Let me know if this is now working as expected. Note - specifying set_denoms_by(SEX) and not specifying at all should produce the same result, because like 0.4.4 the cols variables in tplyr_table() should pass through to the denoms_by value.

haodafa2019 commented 11 months ago

@mstackhouse - thanks, I downloaded the new push and can produce both the result I want by adding option set_denoms_by(TRTAN) .
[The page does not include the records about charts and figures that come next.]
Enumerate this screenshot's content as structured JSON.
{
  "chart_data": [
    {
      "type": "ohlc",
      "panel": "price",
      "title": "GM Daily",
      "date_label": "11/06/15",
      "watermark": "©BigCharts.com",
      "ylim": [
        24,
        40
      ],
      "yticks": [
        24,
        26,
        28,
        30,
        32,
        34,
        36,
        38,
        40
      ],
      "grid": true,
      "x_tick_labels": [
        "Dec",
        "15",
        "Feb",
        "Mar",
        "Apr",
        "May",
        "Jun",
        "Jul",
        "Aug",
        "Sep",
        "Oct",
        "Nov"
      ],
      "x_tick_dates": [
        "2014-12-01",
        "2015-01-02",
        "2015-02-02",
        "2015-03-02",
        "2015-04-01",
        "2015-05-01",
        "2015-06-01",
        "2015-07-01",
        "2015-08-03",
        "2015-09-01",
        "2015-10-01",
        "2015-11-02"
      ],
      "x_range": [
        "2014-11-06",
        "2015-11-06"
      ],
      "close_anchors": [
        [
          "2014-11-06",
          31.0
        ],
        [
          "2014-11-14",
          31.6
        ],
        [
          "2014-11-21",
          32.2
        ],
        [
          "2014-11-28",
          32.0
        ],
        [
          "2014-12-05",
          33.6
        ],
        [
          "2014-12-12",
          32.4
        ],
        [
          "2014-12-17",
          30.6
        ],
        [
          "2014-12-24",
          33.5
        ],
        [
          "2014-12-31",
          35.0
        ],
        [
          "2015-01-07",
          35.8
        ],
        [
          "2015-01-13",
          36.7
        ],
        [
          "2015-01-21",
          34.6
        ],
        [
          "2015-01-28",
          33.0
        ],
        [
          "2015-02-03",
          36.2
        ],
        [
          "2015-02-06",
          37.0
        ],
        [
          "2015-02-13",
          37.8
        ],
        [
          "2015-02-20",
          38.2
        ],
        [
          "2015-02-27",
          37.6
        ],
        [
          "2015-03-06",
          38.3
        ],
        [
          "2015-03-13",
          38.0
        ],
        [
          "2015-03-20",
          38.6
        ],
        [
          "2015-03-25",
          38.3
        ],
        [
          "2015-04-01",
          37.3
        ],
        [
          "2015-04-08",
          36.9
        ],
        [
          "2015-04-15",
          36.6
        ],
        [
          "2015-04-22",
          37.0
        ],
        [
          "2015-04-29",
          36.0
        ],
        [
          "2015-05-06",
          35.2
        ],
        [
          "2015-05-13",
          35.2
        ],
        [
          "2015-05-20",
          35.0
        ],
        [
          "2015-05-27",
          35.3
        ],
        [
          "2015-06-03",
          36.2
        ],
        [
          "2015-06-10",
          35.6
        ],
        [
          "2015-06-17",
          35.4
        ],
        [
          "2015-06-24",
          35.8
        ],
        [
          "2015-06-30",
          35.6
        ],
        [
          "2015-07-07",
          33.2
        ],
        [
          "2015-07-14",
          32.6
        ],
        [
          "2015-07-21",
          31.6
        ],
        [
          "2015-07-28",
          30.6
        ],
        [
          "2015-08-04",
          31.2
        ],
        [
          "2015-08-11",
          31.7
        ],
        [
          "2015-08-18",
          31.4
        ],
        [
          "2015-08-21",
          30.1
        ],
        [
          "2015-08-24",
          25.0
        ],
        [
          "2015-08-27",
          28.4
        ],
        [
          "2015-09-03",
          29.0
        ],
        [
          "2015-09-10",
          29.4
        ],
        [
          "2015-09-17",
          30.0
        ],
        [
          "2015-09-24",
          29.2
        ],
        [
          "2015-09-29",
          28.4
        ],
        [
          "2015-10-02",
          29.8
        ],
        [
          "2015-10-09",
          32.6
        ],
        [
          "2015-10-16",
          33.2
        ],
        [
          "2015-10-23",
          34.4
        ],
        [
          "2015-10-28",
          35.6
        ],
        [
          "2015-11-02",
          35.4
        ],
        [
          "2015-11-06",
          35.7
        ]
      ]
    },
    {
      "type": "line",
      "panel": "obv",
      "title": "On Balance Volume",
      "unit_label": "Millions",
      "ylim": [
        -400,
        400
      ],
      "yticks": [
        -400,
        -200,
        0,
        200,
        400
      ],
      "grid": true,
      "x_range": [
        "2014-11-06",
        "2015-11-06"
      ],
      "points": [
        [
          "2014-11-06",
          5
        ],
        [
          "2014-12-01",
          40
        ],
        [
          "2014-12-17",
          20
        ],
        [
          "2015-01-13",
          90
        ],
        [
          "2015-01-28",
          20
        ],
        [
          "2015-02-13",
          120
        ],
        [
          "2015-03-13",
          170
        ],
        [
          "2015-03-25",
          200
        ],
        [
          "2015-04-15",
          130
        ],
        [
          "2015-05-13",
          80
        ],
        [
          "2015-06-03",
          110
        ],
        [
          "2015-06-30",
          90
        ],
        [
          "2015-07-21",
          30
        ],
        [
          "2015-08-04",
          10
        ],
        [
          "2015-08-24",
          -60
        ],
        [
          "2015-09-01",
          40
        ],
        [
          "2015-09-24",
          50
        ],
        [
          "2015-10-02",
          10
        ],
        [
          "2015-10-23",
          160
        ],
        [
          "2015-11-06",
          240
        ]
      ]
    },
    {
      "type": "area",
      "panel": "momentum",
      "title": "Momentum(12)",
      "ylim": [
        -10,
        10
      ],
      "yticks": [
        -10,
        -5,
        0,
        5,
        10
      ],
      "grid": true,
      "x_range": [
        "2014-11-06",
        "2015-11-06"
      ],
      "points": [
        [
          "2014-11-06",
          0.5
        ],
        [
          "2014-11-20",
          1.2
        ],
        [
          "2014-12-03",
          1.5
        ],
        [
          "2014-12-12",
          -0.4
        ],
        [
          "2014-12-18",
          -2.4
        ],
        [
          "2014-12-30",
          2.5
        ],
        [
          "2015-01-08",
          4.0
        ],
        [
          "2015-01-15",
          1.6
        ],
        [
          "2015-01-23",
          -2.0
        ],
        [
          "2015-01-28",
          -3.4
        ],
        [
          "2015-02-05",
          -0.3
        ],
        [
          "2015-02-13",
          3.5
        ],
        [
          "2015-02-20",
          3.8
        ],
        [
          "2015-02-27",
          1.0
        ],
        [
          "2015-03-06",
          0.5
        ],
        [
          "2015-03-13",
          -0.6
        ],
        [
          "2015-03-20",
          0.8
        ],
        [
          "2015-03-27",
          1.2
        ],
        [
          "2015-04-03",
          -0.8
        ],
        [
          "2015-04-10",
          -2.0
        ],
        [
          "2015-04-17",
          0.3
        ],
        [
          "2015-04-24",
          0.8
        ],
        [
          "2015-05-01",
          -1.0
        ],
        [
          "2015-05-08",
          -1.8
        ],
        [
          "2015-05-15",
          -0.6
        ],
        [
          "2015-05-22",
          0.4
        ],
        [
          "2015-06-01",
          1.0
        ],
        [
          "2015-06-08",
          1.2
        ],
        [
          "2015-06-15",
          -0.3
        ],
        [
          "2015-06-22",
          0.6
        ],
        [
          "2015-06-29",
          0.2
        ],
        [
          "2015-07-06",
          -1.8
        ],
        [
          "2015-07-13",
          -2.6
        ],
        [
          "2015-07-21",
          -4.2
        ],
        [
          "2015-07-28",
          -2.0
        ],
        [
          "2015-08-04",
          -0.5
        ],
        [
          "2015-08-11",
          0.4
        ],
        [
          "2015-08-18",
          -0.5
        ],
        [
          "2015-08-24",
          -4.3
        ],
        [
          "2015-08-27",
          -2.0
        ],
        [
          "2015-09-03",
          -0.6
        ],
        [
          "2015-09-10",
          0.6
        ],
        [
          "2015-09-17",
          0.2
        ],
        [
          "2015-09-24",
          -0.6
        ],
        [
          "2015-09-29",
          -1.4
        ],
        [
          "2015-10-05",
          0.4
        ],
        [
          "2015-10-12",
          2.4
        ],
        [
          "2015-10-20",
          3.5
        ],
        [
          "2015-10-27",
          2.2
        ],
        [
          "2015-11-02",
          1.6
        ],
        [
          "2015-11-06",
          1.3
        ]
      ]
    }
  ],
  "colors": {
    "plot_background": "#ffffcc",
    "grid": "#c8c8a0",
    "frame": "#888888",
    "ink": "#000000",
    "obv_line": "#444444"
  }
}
I tried the code below, table <- tplyr_table(adae,TRTAN, cols = SEX) %>% set_pop_data(adsl) %>% set_pop_treat_var(TRT01AN) %>% add_layer( group_count("Subjects with at least one event") %>% set_distinct_by(USUBJID) %>% set_denoms_by(TRTAN) %>% set_format_strings(f_str("xxx (xx.x) [xx]", distinct_n, distinct_pct,distinct_total)) ) %>% add_layer( group_count(vars(AEBODSYS, AEDECOD)) %>% set_nest_count(TRUE) %>% set_indentation(" ") %>% set_distinct_by(USUBJID) %>% set_denoms_by(TRTAN) %>% set_outer_sort_position("asc") %>% set_format_strings(f_str("xxx (xx.x) [xx]", distinct_n, distinct_pct,distinct_total)) ) %>% build() %>% select(-starts_with('ord'))

And below is the result

A tibble: 6 × 7 row_label1 var1_0_F var1_0_M var1_54_F var1_54_M var1_81_F var1_81_M

1 "Subjects with at least one event" " 40 (46.5) [86]" " 25 (29.1) [86]" " 44 (52.4) [84]" " 33 (39.3) [84]" " 36 (42.9) [84]" " 40 (47.6) [84]" And I also tried removing the **set_denoms_by(TRTAN) %>%** and the result as below A tibble: 6 × 7 row_label1 var1_0_F var1_0_M var1_54_F var1_54_M var1_81_F var1_81_M 1 "Subjects with at least one event" " 40 (75.5) [53]" " 25 (75.8) [33]" " 44 (88.0) [50]" " 33 (97.1) [34]" " 36 (90.0) [40]" " 40 (90.9) [44]" I think you can close the issue, thanks!
mstackhouse commented 11 months ago

@haodafa2019 awesome! Thanks for reporting the issue and working with me to get this resolved!